Farim is a town of northern Guinea-Bissau. It sits on the north bank of the Farim/Cacheu River, about 215 km (135 miles) up the river from Cacheu. Population 8,661 (2009 census).

==History==
Farim was founded about 1641 by the Captain-Major of Cacheu, who recruited lançados from Geba to move to where they would be less vulnerable to attack by African tribes. The name derived from farim, the title of the local Mandinka ruler of Kaabu. For their part, the Mandinkas and Soninke called the settlement Tubabodaga ("village of the whites"). It was well-situated as a port, since the river was continuously navigable by sailing vessels from Cacheu.

In 1696 the local king of Canico attacked the Luso-African settlement at Farim, but was repulsed and eventually captured. The Captain-Major of Cacheu led a force of Papel and Balanta troops to destroy nearby villages and fortify the town, officially making it a presídio (garrisoned place) though an order dated 10 November 1696. Under diplomatic pressure from the Mansa of Kaabu, however, he released the king of Canico. Control of the region around Farim remained in the hands of the local kings, and Portuguese control was limited to the fortress. In the late 17th century, the Buramo King of Farim held significant control over the Cacheu River, with the exception of several islands at the mouth of the river, ruled by independent principalities.

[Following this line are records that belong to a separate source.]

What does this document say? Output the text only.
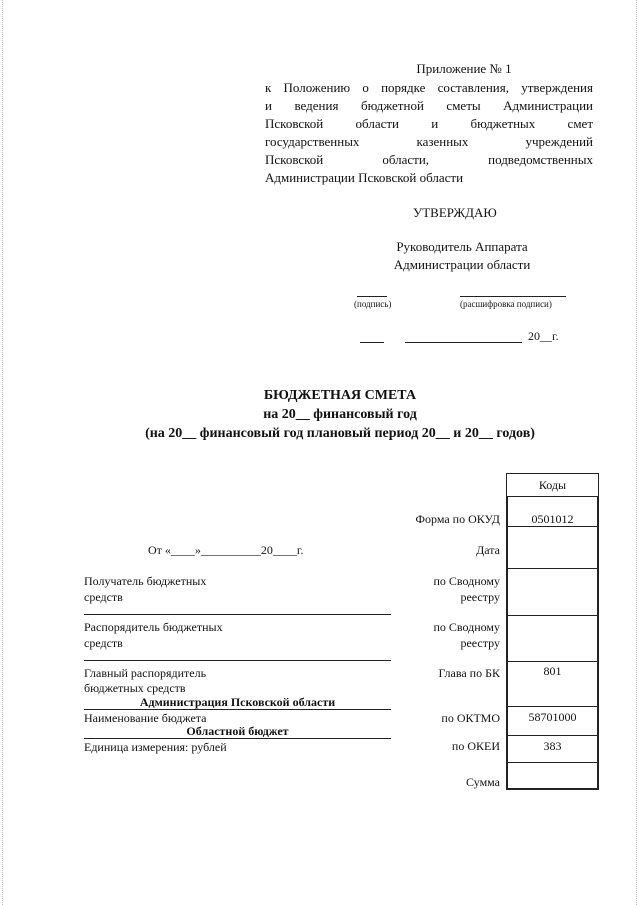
Приложение № 1
к Положению о порядке составления, утверждения
и ведения бюджетной сметы Администрации
Псковской области и бюджетных смет
государственных казенных учреждений
Псковской области, подведомственных
Администрации Псковской области
УТВЕРЖДАЮ
Руководитель Аппарата
Администрации области
(подпись)	(расшифровка подписи)
20__г.
БЮДЖЕТНАЯ СМЕТА
на 20__ финансовый год
(на 20__ финансовый год плановый период 20__ и 20__ годов)
Коды
0501012
801
58701000
383
Форма по ОКУД
Дата
по Сводному
реестру
по Сводному
реестру
Глава по БК
по ОКТМО
по ОКЕИ
Сумма
От «____»__________20____г.
Получатель бюджетных
средств
Распорядитель бюджетных
средств
Главный распорядитель
бюджетных средств
Администрация Псковской области
Наименование бюджета
Областной бюджет
Единица измерения: рублей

It was a base for operations against Oio in 1897 and 1902. Farim started to grow in earnest in the 1910s, with over twenty trading firms based there, and became a vila (town) in 1918.

Farim had become a centro comercial by 1925, and experienced an influx of Lebanese and Syrian merchants, dealing in peanuts and timber. Its economy was hit hard by the independence struggle in the 1960s and 1970s.

==Sports==
There are several sports clubs (notably football and athletics) in Farim, including SC Farim.

==Named after==
A crater on Mars is named after the town.